As a life science teacher at Easton Junior-Senior High School, Ellen Trask often tells her students that any dream is possible as long as they set goals and work hard to accomplish them.

It was a lesson she recently exemplified with a dream of her own.

Trask has invented something she calls The Home Salad Bar, a simple food storage unit designed to become part of anyone’s refrigerator.

“I have always loved eating healthy and making sure that my children are eating healthy,” Trask said on Thursday. “And I love eating salads. But I hate chopping up all of the vegetables that go in salads, and then storing all of the vegetables in the refrigerator again. Most of the time, you put them way in the bottom of the refrigerator and they spoil because you forget all about them.”

Trask said that the idea came to her when she was eating at a restaurant and saw a salad bar.

“I thought to myself, ‘Why can’t I have a salad bar in my home refrigerator?'” Trask said.

Being a school teacher, she spoke to her students about the idea and they encouraged her to pursue the idea.

She said her research led her to work with Invention Home, an invention and product marketing company, to develop a prototype of the product.

She already has secured a provisional patent with the U.S. Patent and Trademark Office.

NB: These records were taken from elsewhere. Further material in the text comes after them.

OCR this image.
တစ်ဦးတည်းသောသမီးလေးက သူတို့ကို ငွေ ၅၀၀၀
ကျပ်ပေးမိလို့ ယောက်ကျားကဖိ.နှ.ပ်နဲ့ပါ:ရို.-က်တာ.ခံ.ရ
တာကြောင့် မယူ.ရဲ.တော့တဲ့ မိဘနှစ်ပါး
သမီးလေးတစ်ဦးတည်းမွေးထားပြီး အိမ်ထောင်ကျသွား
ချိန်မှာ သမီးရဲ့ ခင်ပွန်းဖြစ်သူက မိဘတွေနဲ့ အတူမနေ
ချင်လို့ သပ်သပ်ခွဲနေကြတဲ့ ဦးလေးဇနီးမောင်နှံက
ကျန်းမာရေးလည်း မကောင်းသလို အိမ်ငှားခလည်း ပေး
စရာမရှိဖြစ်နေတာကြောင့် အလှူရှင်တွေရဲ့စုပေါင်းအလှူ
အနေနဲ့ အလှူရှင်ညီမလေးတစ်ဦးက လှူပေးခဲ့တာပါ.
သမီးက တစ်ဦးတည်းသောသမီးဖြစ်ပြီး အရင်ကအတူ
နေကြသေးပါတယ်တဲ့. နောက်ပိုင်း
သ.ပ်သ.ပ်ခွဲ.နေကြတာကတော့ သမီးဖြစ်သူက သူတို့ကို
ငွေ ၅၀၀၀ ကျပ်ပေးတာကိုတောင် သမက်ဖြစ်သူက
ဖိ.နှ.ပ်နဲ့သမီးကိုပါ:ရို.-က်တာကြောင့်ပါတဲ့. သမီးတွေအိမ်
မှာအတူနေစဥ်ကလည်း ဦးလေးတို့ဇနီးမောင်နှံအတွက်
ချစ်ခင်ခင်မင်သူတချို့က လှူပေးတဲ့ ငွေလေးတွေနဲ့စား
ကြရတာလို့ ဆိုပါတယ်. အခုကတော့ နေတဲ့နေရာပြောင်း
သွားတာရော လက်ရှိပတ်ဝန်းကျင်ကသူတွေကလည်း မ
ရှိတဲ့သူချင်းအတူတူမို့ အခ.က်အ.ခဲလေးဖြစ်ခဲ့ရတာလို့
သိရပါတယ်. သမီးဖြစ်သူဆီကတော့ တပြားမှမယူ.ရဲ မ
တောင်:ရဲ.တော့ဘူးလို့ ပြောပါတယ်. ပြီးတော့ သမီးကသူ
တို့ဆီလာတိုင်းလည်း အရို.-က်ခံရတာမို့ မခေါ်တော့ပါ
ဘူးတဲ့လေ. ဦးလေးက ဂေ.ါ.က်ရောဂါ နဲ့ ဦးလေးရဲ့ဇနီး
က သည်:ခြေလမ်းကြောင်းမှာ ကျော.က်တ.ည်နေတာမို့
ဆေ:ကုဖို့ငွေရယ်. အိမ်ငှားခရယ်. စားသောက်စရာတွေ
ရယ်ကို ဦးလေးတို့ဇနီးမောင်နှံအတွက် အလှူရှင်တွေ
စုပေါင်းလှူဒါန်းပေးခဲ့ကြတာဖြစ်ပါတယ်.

Under the patent, there could be several designs of The Home Salad Bar. One is a unit that is independent from the refrigerator. Another version allows The Home Salad Bar to be part of the refrigerator design and would be present in the refrigerator when you buy it.

Trask said she filed a design patent last fall and recently pitched the idea to a casting director of “Shark Tank,” an ABC reality show where aspiring entrepreneurs make business presentations to a panel of investors.

“The casting directors were in Portland, and I got there and the line was wrapped around the building twice,” she said.

“People had flown in from California, Texas, all across the U.S. to get their chance to participate,” she said on Thursday.

“There were over 800 people there that day, and you had one minute to pitch your product to a casting director.”

She missed out on a chance to be on the show, but a short time later was contacted by “As Seen on TV,” a company which sells select products on television, the Internet and in various stores.

Trask also has presented her product to companies such Whirlpool and Rubbermaid. She is waiting to hear back on who will be interested in manufacturing The Home Salad Bar.

It has been a long process for Trask.

“When this started, the class of kids that first started encouraging me to do this was in the eighth grade,” she said. “Now, they are in their sophomore year. It has been a long two years.”